Backing up a bit to give design comments from Project Mercury:
The Mercury astronauts had taken part in the development of their spacecraft, and insisted that manual control, and a window, be elements of its design. As a result, spacecraft movement and other functions could be controlled three ways: remotely from the ground when passing over a ground station, automatically guided by onboard instruments, or manually by the astronaut, who could replace or override the two other methods. Experience validated the astronauts' insistence on manual controls. Without them, Gordon Cooper's manual reentry during the last flight would not have been possible
Furthermore, astronaut group 1 and group 2 both required test pilot experience, and group 3 allowed military fighter jet experience instead of test pilot experience. Group 4 brought in scientists and gave them pilot training if needed, so overall the astronaut pool for Gemini and Apollo was made up of people that were expected to be able to fly the craft, and considering the astronauts were leaning on the design of the craft to make it user-pilotable they expected to be doing the flying: Project Gemini
It became known as a "pilot's spacecraft" due to its assortment of jet fighter-like features, in no small part due to Gus Grissom's influence over the design...

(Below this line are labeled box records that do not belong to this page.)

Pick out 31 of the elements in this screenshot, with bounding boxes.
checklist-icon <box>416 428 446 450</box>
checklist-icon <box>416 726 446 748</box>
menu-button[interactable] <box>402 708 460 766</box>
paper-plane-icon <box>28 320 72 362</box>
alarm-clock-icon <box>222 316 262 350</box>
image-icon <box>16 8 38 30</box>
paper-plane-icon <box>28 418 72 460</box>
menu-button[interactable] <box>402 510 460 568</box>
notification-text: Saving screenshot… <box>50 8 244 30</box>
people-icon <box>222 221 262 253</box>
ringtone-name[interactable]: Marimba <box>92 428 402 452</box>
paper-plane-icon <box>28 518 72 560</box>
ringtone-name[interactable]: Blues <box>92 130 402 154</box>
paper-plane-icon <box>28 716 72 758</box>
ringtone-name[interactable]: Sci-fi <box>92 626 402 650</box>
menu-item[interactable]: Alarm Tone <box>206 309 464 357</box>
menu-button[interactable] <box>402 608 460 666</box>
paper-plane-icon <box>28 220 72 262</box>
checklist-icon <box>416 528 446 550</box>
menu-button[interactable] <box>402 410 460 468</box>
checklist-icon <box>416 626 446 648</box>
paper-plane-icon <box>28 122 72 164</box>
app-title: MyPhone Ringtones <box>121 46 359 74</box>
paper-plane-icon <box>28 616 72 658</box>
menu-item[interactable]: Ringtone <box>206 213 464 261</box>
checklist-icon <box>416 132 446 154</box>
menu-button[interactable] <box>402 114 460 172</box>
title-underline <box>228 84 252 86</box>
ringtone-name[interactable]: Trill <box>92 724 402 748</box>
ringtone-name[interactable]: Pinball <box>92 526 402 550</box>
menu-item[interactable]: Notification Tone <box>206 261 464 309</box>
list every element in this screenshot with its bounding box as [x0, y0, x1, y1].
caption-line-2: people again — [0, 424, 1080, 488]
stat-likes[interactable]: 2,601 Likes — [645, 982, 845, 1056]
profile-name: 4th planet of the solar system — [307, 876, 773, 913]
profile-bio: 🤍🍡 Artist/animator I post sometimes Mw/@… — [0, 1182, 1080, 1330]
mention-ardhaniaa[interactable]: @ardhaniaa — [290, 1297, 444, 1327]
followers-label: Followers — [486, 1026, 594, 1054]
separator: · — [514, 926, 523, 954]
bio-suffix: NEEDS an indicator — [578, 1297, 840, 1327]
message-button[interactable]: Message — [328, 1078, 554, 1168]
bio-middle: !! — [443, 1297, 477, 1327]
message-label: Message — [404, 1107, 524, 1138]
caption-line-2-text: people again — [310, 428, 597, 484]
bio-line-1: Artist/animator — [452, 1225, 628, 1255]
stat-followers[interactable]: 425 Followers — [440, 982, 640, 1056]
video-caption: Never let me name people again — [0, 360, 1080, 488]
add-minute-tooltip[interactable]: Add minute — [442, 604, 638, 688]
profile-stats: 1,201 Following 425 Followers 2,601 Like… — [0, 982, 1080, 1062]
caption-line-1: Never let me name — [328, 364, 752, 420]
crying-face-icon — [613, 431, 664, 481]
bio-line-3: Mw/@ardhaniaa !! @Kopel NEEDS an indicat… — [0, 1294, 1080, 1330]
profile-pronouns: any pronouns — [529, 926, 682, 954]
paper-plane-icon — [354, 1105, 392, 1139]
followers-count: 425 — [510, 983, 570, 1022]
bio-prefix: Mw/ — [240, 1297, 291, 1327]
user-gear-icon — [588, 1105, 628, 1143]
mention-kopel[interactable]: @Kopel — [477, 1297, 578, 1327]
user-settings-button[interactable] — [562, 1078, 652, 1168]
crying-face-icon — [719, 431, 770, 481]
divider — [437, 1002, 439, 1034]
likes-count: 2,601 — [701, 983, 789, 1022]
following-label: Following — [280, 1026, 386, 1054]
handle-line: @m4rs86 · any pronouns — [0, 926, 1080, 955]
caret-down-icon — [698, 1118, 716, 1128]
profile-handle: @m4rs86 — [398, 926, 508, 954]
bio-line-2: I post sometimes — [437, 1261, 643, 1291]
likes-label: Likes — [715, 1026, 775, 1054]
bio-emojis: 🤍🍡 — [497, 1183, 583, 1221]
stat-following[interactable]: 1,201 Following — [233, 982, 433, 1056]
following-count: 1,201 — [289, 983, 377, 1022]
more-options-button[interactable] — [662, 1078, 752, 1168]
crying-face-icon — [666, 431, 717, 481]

Given the features included for manually piloting and the fact that the person flying the craft was always a pilot, I'd guess that the pilot doing all the flying was the method preferred by the people on the craft. I'd have sworn I'd read that somewhere too, but it's been a while and I'm not finding that reference.
That said, the Apollo unmanned test flights demonstrate that everything necessary could be controlled from the ground:
- Apollo 4: Launched unmanned on a Saturn V into a circular parking orbit, tested re-igniting the S-IVB to get to an elliptical orbit, separated the command module and used the service module engine to adjust the orbit twice. Landed 16 km from the target landing site.
- Apollo 5: Launched the lunar module unmanned aboard a Saturn IB. The computer aborted the planned maneuver after 4 seconds due to a miscommunication about launch configuration, so
The ground controllers moved to an alternate plan to fire the descent engine manually two more times. They then performed the "fire in the hole" test and another ascent engine burn.
- Apollo 6: Launched aboard a Saturn V but had performance issues and ended up in an elliptical orbit instead of the planned circular one. The S-IVB failed to restart so they used the service module to raise the orbit, which left them short on fuel for finishing out the planned tests. Landed 80 km from the planned touchdown point.
Furthermore, this answer discusses remotely controlling the lunar module to crash it into the moon on most lunar missions after transferring the astronauts back to the command module.